Third, he reminded us how important it is to keep our sense of humour. Laughter, he said, is a strong antidote to hate.
Fourth, he reminded us that as writers, our only job is to tell a stranger a story. We are storytellers, and storytellers are the most powerful opinion informers that we have. So use that power, he said, but use it to tell the gentle human story, with empathy and sensitivity and honesty.
Point five was, to me, the most important one. “Writers: cherish one another,” Chris said. He urged us to help one another out, to learn from one another, to respect one another. He reminded us that sneering reviews of books and stories are often written by other writers. He encouraged us to make our egos small and our eyes and ears big. To remember our place in the scheme of things, and to know that that place is not bigger than anyone else’s.
All is not lost, he concluded.

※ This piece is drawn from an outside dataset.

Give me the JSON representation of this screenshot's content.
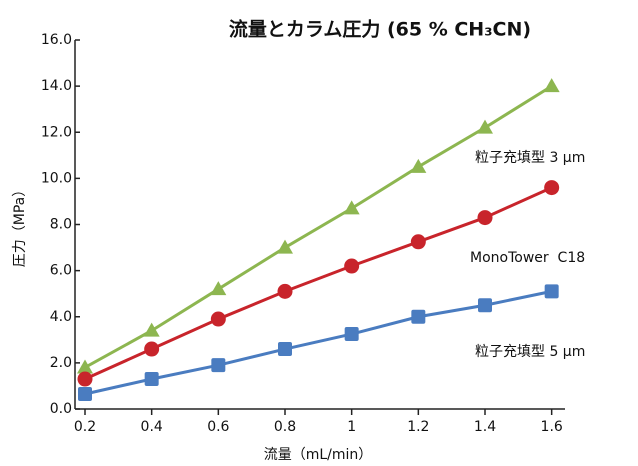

There is much we can do, even when we feel small and at the mercy of forces larger than ourselves. We can make a difference.
I want to leave you with a poem about change and uncertainty that has resonated with me.
Stand still. The trees ahead and bushes beside you
Are not lost. Wherever you are is called Here,
And you must treat it as a powerful stranger,
Must ask permission to know it and be known.
The forest breathes. Listen. It answers,
I have made this place around you,
If you leave it you may come back again, saying Here.
No two trees are the same to Raven.
No two branches are the same to Wren.
If what a tree or a bush does is lost on you,
You are surely lost. Stand still. The forest knows
Where you are. You must let it find you.